It looks like the Verde Valley is sticking together on this one.
Camp Verde is the latest Valley community to jump on the bandwagon in opposition to the pumping of water from the Big Chino aquifer, suspected to be the headwaters of the Verde River.
Councilman Tony Gioia’s request for council members to take a strong stand was approved Wednesday evening by a unanimous vote.
Also this week, the City of Cottonwood passed a similar resolution. Clarkdale and Jerome passed one on Nov. 28 and Sedona is expected to take the same action next week.
The City of Prescott has proposed pumping the Big Chino water to provide Prescott water to the 4,000-home Del Rio development on the north side of Chino Valley. In exchange, Del Rio will build a pipeline to the city’s well in the Big Chino aquifer, an idea supported by the Prescott City Council just last month.
The Camp Verde council based its decision to fight pumping because regional long-term water management decisions should be based on scientific evidence that has not yet been determined, explained Gioia. In 1999, the state of Arizona allocated funding for scientific studies for the upper and middle Verde River with a particular emphasis on the Upper Verde studies in determining any impact resulting from increased pumping in the Big Chino area.
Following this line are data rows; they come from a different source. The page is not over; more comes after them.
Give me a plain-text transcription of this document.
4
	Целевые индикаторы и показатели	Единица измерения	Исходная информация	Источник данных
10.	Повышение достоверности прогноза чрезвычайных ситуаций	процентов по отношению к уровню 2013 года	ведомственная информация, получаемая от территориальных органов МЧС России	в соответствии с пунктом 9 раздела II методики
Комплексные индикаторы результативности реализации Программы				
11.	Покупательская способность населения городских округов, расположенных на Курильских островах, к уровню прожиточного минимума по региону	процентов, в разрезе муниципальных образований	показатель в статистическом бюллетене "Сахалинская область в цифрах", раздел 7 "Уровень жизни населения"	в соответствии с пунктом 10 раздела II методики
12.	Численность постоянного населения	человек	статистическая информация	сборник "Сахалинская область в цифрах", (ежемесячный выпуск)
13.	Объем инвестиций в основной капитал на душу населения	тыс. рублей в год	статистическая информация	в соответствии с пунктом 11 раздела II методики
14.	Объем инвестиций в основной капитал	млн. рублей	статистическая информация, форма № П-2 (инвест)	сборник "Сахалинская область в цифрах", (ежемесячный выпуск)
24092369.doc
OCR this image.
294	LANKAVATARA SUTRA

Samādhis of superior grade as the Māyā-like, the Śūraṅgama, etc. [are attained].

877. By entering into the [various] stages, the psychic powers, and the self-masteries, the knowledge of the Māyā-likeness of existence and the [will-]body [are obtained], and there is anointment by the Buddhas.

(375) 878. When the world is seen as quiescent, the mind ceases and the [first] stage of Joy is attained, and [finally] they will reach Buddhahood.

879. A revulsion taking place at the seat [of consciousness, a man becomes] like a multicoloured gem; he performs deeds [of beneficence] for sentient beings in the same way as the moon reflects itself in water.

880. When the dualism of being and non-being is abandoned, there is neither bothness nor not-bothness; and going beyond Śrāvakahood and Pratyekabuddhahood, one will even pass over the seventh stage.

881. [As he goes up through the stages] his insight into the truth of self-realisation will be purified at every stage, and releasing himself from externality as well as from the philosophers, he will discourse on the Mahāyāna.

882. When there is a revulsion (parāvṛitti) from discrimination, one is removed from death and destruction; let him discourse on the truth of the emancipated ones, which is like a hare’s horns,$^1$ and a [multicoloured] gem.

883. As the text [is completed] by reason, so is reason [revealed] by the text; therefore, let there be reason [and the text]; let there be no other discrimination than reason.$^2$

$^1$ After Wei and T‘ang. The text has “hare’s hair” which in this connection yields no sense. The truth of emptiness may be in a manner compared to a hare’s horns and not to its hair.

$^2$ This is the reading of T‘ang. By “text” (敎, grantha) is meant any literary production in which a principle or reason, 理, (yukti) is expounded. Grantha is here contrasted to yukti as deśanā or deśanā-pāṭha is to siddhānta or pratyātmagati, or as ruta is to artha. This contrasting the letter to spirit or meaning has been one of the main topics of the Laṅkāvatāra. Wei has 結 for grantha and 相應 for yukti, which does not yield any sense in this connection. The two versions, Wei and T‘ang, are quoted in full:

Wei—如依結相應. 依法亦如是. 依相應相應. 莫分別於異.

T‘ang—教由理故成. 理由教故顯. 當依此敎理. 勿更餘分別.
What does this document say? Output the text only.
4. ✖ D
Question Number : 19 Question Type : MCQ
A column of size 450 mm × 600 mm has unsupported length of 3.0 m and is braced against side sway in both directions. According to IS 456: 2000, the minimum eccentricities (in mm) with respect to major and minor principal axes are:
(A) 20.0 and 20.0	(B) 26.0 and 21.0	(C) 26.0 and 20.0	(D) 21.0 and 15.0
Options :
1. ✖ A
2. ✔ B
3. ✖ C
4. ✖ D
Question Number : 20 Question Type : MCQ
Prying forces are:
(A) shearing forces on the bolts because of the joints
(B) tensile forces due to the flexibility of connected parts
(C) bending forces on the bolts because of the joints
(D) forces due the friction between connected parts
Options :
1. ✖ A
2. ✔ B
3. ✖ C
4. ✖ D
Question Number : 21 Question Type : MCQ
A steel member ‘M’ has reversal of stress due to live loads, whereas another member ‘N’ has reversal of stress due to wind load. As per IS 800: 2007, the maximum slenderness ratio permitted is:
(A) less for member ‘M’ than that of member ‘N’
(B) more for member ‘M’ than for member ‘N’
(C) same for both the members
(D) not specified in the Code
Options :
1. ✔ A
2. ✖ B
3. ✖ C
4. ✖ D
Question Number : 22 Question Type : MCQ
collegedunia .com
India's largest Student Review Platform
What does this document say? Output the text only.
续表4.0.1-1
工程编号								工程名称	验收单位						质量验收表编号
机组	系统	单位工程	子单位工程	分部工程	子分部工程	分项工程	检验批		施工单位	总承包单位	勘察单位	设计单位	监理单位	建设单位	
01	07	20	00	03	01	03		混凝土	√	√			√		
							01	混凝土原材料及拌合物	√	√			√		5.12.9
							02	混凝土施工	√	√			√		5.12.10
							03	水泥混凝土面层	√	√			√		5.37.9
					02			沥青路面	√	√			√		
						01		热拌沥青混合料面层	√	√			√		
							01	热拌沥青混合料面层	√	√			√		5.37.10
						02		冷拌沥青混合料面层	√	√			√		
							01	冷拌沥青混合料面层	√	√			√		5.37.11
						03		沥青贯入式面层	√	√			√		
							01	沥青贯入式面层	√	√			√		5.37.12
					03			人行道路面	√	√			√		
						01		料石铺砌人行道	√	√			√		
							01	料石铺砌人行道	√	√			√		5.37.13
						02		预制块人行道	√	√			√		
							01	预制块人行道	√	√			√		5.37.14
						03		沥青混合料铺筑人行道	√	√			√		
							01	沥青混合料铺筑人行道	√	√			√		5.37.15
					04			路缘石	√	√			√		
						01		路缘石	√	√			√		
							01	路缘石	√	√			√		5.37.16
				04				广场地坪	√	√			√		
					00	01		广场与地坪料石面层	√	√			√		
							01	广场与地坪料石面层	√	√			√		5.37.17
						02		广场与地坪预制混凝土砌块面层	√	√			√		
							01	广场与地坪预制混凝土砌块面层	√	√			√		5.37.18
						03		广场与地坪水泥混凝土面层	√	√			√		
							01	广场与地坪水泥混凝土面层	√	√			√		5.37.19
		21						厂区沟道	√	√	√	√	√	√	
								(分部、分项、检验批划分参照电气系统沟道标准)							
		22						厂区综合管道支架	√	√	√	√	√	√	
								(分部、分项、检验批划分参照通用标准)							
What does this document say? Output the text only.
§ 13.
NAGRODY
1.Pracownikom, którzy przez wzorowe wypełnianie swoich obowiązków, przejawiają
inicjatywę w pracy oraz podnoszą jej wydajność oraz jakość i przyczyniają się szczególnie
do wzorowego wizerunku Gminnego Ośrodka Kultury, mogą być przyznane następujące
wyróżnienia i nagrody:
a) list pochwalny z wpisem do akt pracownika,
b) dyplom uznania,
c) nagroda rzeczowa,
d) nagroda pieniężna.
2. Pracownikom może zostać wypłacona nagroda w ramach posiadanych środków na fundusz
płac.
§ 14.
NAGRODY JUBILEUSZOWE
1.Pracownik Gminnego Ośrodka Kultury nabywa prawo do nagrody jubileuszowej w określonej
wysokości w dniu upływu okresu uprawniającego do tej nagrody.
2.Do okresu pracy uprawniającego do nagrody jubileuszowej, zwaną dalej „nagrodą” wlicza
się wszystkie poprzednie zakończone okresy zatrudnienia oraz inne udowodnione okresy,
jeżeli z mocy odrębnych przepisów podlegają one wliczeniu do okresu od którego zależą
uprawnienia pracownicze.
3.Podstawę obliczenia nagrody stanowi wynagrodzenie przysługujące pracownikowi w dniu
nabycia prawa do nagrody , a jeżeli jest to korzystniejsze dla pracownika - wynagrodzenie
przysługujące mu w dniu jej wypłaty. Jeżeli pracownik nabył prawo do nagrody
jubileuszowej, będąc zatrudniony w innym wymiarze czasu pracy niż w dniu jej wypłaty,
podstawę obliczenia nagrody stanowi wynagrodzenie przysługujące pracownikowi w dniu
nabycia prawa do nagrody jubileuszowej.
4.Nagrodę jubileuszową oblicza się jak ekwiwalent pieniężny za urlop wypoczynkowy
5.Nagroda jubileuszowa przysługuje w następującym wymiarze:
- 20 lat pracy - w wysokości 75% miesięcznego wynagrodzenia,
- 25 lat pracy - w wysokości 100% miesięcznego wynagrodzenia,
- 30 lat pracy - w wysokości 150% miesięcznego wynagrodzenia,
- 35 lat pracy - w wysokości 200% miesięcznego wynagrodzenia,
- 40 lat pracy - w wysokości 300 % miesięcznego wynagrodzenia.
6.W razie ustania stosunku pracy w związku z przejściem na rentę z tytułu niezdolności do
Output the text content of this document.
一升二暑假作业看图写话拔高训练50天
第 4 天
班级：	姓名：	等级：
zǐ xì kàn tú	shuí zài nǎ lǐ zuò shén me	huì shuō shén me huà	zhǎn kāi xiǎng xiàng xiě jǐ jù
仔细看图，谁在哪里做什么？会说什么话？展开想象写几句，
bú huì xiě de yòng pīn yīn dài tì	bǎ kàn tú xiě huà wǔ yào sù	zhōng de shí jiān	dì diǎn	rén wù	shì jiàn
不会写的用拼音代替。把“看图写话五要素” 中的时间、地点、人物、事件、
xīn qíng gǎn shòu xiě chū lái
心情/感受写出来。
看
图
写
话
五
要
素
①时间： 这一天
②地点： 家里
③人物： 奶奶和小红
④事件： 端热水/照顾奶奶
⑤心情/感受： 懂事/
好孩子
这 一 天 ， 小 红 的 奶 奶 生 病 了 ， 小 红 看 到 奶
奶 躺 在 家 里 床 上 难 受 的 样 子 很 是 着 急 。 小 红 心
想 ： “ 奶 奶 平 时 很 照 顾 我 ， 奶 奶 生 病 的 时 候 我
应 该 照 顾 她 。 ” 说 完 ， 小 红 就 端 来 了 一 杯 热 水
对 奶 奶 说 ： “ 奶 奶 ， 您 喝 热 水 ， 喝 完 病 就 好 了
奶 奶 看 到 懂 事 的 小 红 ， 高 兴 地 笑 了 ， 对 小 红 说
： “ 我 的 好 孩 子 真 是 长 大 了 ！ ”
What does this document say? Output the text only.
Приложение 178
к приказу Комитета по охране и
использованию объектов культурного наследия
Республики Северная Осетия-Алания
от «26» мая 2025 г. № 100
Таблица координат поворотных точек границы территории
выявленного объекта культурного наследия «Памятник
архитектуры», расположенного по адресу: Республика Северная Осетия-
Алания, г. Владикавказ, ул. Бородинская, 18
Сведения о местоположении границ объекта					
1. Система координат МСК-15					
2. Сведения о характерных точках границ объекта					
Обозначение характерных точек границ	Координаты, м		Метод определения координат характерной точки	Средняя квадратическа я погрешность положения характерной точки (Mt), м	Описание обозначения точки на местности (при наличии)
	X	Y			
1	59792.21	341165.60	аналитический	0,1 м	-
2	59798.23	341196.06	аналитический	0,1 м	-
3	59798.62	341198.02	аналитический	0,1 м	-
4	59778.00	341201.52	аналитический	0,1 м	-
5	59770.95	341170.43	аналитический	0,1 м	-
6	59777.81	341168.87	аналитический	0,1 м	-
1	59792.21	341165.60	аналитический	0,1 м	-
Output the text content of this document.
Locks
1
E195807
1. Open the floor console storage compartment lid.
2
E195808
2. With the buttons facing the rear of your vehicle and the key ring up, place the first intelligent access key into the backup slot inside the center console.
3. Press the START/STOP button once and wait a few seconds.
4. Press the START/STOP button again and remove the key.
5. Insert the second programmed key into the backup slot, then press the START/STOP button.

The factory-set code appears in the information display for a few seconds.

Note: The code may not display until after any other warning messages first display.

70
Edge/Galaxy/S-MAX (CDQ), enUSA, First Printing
The resolution passed by the Camp Verde council states, "The major and common council of the town of Camp Verde are opposed to any pumping from the Big Chino Aquifer such as that proposed by the City of Prescott and or any other partners, until all the Verde River Watershed funded and proposed scientific studies have been completed and evaluated, in order to provide strong and convincing evidence that such pumping will cause no negative impact on the flow of the Verde River."
Yavapai County Supervisor Chip Davis has gone on record strongly opposed to the Prescott decision. Gioia is a member of the Yavapai County Water Advisory Committee, a committee that Davis helped formed and that has openly criticized Prescott’s plans.